The human desire for play is unquenchable. It is found in every culture and across the ages. Even in societies that shun it, it emerges like a weed through the concrete.

An excellent adventure of the mind is to design your own sport, whether it be a team sport or an individual sport. Sports are such a deeply popular part of our culture that practically any stranger on the street could list the names of a half dozen sports and explain at least the main objectives and basic rules of each of them. They are exciting to watch, fun to take part in, and interesting to talk about or argue over. It seems humans, as a species, love to play, love to compete, and love to conquer. Whether sports are a proxy for warfare, a way to practice necessarily survival skills, or simply natural tests of prowess against prowess, the desire to engage in them seems somehow innate.

It is fascinating to consider that each and every sport had an actual beginning⏤a day or time when an individual or group of individuals starting playing it and creating together the basic rules and guiding principles of that sport. That fact is a wonderful reminder that there are no real limits to the things that can be created. It’s all just a matter of letting the imagination roam freely. 

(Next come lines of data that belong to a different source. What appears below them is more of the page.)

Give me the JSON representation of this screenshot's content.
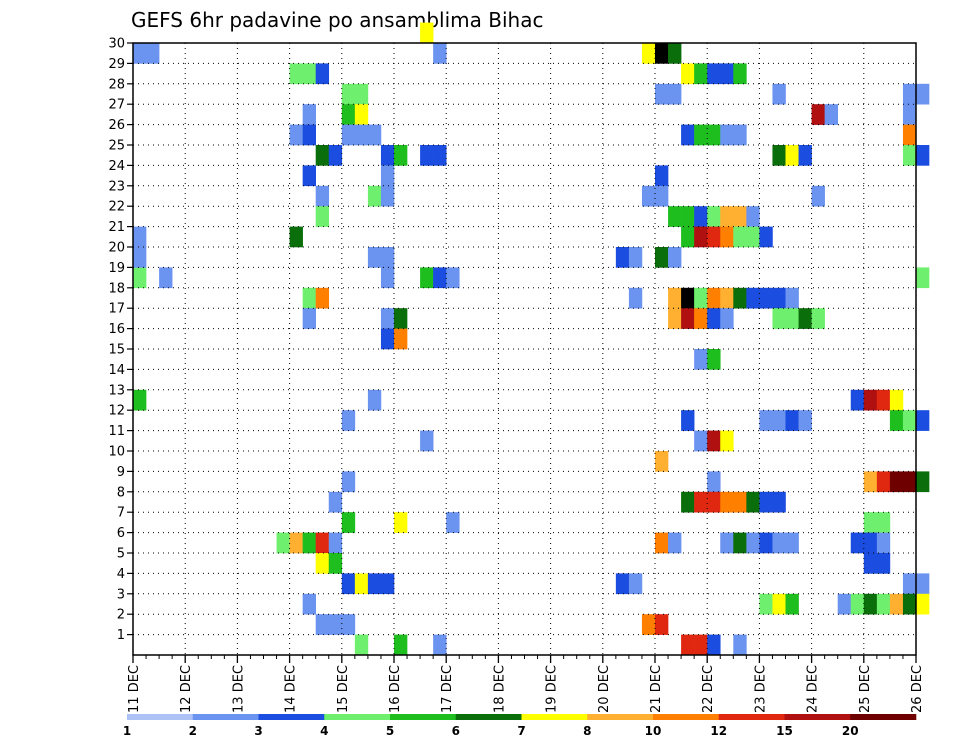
{
  "chart_data": {
    "type": "heatmap",
    "title": "GEFS 6hr padavine po ansamblima Bihac",
    "xlabel": "",
    "ylabel": "",
    "x_tick_labels": [
      "11 DEC",
      "12 DEC",
      "13 DEC",
      "14 DEC",
      "15 DEC",
      "16 DEC",
      "17 DEC",
      "18 DEC",
      "19 DEC",
      "20 DEC",
      "21 DEC",
      "22 DEC",
      "23 DEC",
      "24 DEC",
      "25 DEC",
      "26 DEC"
    ],
    "y_tick_labels": [
      "1",
      "2",
      "3",
      "4",
      "5",
      "6",
      "7",
      "8",
      "9",
      "10",
      "11",
      "12",
      "13",
      "14",
      "15",
      "16",
      "17",
      "18",
      "19",
      "20",
      "21",
      "22",
      "23",
      "24",
      "25",
      "26",
      "27",
      "28",
      "29",
      "30"
    ],
    "xlim": [
      0,
      60
    ],
    "ylim": [
      0,
      30
    ],
    "x_unit": "6-hour step from 11 DEC 00Z (4 steps per day)",
    "grid": true,
    "colorbar": {
      "placement": "bottom",
      "labels": [
        "1",
        "2",
        "3",
        "4",
        "5",
        "6",
        "7",
        "8",
        "10",
        "12",
        "15",
        "20"
      ],
      "colors": [
        "#aec3f5",
        "#6b93f0",
        "#1a4de0",
        "#6ef06e",
        "#1ebe1e",
        "#0a6e0a",
        "#ffff00",
        "#ffb030",
        "#ff7f00",
        "#e02810",
        "#b01010",
        "#6e0000"
      ]
    },
    "cells": [
      [
        0,
        29,
        1
      ],
      [
        0,
        20,
        1
      ],
      [
        0,
        18,
        3
      ],
      [
        0,
        12,
        4
      ],
      [
        12,
        28,
        3
      ],
      [
        13,
        28,
        3
      ],
      [
        14,
        28,
        2
      ],
      [
        16,
        27,
        3
      ],
      [
        17,
        27,
        3
      ],
      [
        13,
        26,
        1
      ],
      [
        16,
        26,
        4
      ],
      [
        17,
        26,
        6
      ],
      [
        12,
        25,
        1
      ],
      [
        13,
        25,
        2
      ],
      [
        16,
        25,
        1
      ],
      [
        17,
        25,
        1
      ],
      [
        18,
        25,
        1
      ],
      [
        14,
        24,
        5
      ],
      [
        15,
        24,
        2
      ],
      [
        19,
        24,
        2
      ],
      [
        20,
        24,
        4
      ],
      [
        22,
        24,
        2
      ],
      [
        23,
        24,
        2
      ],
      [
        13,
        23,
        2
      ],
      [
        19,
        23,
        1
      ],
      [
        14,
        22,
        1
      ],
      [
        18,
        22,
        3
      ],
      [
        19,
        22,
        1
      ],
      [
        14,
        21,
        3
      ],
      [
        12,
        20,
        5
      ],
      [
        18,
        19,
        1
      ],
      [
        19,
        19,
        1
      ],
      [
        19,
        18,
        1
      ],
      [
        22,
        18,
        4
      ],
      [
        23,
        18,
        2
      ],
      [
        24,
        18,
        1
      ],
      [
        13,
        17,
        3
      ],
      [
        14,
        17,
        8
      ],
      [
        13,
        16,
        1
      ],
      [
        19,
        16,
        1
      ],
      [
        20,
        16,
        5
      ],
      [
        19,
        15,
        2
      ],
      [
        20,
        15,
        8
      ],
      [
        18,
        12,
        1
      ],
      [
        16,
        11,
        1
      ],
      [
        22,
        10,
        1
      ],
      [
        16,
        8,
        1
      ],
      [
        15,
        7,
        1
      ],
      [
        16,
        6,
        4
      ],
      [
        20,
        6,
        6
      ],
      [
        24,
        6,
        1
      ],
      [
        11,
        5,
        3
      ],
      [
        12,
        5,
        7
      ],
      [
        13,
        5,
        4
      ],
      [
        14,
        5,
        9
      ],
      [
        15,
        5,
        1
      ],
      [
        14,
        4,
        6
      ],
      [
        15,
        4,
        4
      ],
      [
        16,
        3,
        2
      ],
      [
        17,
        3,
        6
      ],
      [
        18,
        3,
        2
      ],
      [
        19,
        3,
        2
      ],
      [
        13,
        2,
        1
      ],
      [
        14,
        1,
        1
      ],
      [
        15,
        1,
        1
      ],
      [
        16,
        1,
        1
      ],
      [
        17,
        0,
        3
      ],
      [
        20,
        0,
        4
      ],
      [
        23,
        0,
        1
      ],
      [
        22,
        30,
        6
      ],
      [
        23,
        29,
        1
      ],
      [
        1,
        29,
        1
      ],
      [
        0,
        19,
        1
      ],
      [
        2,
        18,
        1
      ],
      [
        39,
        29,
        6
      ],
      [
        40,
        29,
        12
      ],
      [
        41,
        29,
        5
      ],
      [
        42,
        28,
        6
      ],
      [
        43,
        28,
        4
      ],
      [
        44,
        28,
        2
      ],
      [
        45,
        28,
        2
      ],
      [
        46,
        28,
        4
      ],
      [
        40,
        27,
        1
      ],
      [
        41,
        27,
        1
      ],
      [
        49,
        27,
        1
      ],
      [
        59,
        27,
        1
      ],
      [
        60,
        27,
        1
      ],
      [
        52,
        26,
        10
      ],
      [
        53,
        26,
        1
      ],
      [
        59,
        26,
        1
      ],
      [
        42,
        25,
        2
      ],
      [
        43,
        25,
        4
      ],
      [
        44,
        25,
        4
      ],
      [
        45,
        25,
        1
      ],
      [
        46,
        25,
        1
      ],
      [
        59,
        25,
        8
      ],
      [
        49,
        24,
        5
      ],
      [
        50,
        24,
        6
      ],
      [
        51,
        24,
        2
      ],
      [
        59,
        24,
        3
      ],
      [
        60,
        24,
        2
      ],
      [
        40,
        23,
        2
      ],
      [
        39,
        22,
        1
      ],
      [
        40,
        22,
        1
      ],
      [
        52,
        22,
        1
      ],
      [
        41,
        21,
        4
      ],
      [
        42,
        21,
        4
      ],
      [
        43,
        21,
        2
      ],
      [
        44,
        21,
        3
      ],
      [
        45,
        21,
        7
      ],
      [
        46,
        21,
        7
      ],
      [
        47,
        21,
        1
      ],
      [
        42,
        20,
        4
      ],
      [
        43,
        20,
        10
      ],
      [
        44,
        20,
        9
      ],
      [
        45,
        20,
        8
      ],
      [
        46,
        20,
        3
      ],
      [
        47,
        20,
        3
      ],
      [
        48,
        20,
        2
      ],
      [
        37,
        19,
        2
      ],
      [
        38,
        19,
        1
      ],
      [
        40,
        19,
        5
      ],
      [
        41,
        19,
        1
      ],
      [
        60,
        18,
        3
      ],
      [
        38,
        17,
        1
      ],
      [
        41,
        17,
        7
      ],
      [
        42,
        17,
        12
      ],
      [
        43,
        17,
        3
      ],
      [
        44,
        17,
        8
      ],
      [
        45,
        17,
        7
      ],
      [
        46,
        17,
        5
      ],
      [
        47,
        17,
        2
      ],
      [
        48,
        17,
        2
      ],
      [
        49,
        17,
        2
      ],
      [
        50,
        17,
        1
      ],
      [
        41,
        16,
        7
      ],
      [
        42,
        16,
        10
      ],
      [
        43,
        16,
        8
      ],
      [
        44,
        16,
        2
      ],
      [
        45,
        16,
        1
      ],
      [
        49,
        16,
        3
      ],
      [
        50,
        16,
        3
      ],
      [
        51,
        16,
        5
      ],
      [
        52,
        16,
        3
      ],
      [
        43,
        14,
        1
      ],
      [
        44,
        14,
        4
      ],
      [
        55,
        12,
        2
      ],
      [
        56,
        12,
        10
      ],
      [
        57,
        12,
        9
      ],
      [
        58,
        12,
        6
      ],
      [
        42,
        11,
        2
      ],
      [
        48,
        11,
        1
      ],
      [
        49,
        11,
        1
      ],
      [
        50,
        11,
        2
      ],
      [
        51,
        11,
        1
      ],
      [
        58,
        11,
        4
      ],
      [
        59,
        11,
        3
      ],
      [
        60,
        11,
        2
      ],
      [
        43,
        10,
        1
      ],
      [
        44,
        10,
        10
      ],
      [
        45,
        10,
        6
      ],
      [
        40,
        9,
        7
      ],
      [
        44,
        8,
        1
      ],
      [
        56,
        8,
        7
      ],
      [
        57,
        8,
        9
      ],
      [
        58,
        8,
        11
      ],
      [
        59,
        8,
        11
      ],
      [
        60,
        8,
        5
      ],
      [
        42,
        7,
        5
      ],
      [
        43,
        7,
        9
      ],
      [
        44,
        7,
        9
      ],
      [
        45,
        7,
        8
      ],
      [
        46,
        7,
        8
      ],
      [
        47,
        7,
        5
      ],
      [
        48,
        7,
        2
      ],
      [
        49,
        7,
        2
      ],
      [
        56,
        6,
        3
      ],
      [
        57,
        6,
        3
      ],
      [
        40,
        5,
        8
      ],
      [
        41,
        5,
        1
      ],
      [
        45,
        5,
        1
      ],
      [
        46,
        5,
        5
      ],
      [
        47,
        5,
        1
      ],
      [
        48,
        5,
        2
      ],
      [
        49,
        5,
        1
      ],
      [
        50,
        5,
        1
      ],
      [
        55,
        5,
        2
      ],
      [
        56,
        5,
        2
      ],
      [
        57,
        5,
        1
      ],
      [
        56,
        4,
        2
      ],
      [
        57,
        4,
        2
      ],
      [
        59,
        3,
        1
      ],
      [
        60,
        3,
        1
      ],
      [
        37,
        3,
        2
      ],
      [
        38,
        3,
        1
      ],
      [
        48,
        2,
        3
      ],
      [
        49,
        2,
        6
      ],
      [
        50,
        2,
        4
      ],
      [
        54,
        2,
        1
      ],
      [
        55,
        2,
        3
      ],
      [
        56,
        2,
        5
      ],
      [
        57,
        2,
        3
      ],
      [
        58,
        2,
        7
      ],
      [
        59,
        2,
        5
      ],
      [
        60,
        2,
        6
      ],
      [
        39,
        1,
        8
      ],
      [
        40,
        1,
        9
      ],
      [
        42,
        0,
        9
      ],
      [
        43,
        0,
        9
      ],
      [
        44,
        0,
        2
      ],
      [
        46,
        0,
        1
      ]
    ]
  }
}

When thinking about your own sport, consider some general approaches that have arisen over and over in various sports:

  • Fighting for possession of a ball (or other small object), with the ultimate goal of advancing this ball/object into a scoring area (for example, an end zone) or passing it into or through a scoring object (for example, a hoop, goal, cup, etc.).
  • Hitting a ball past or through defenders in order to advance players towards a base or goal.
  • Exchanging a ball (volleying) between opponents or teams with the intention of causing the opponent to break the volley.
  • Performing a skill or skill set faster, more accurately, with better strategy, or to a higher degree of consistency than an opponent.

Remember that your sport can be athletic and physical or purely mental and academic. It can involve an object, such as a ball, or no object at all. You can restrict the use of a body part, the way soccer forbids the use of arms, or go entirely virtual, the way e-sports teams compete virtually in video games. Whether you invent a robot sword fighting league or life-size chess crossed with arm wrestling, let your imagination take the lead. 

To add a dash of fun to the creative process, imagine that your sport will be used to decide the outcome of international disagreements.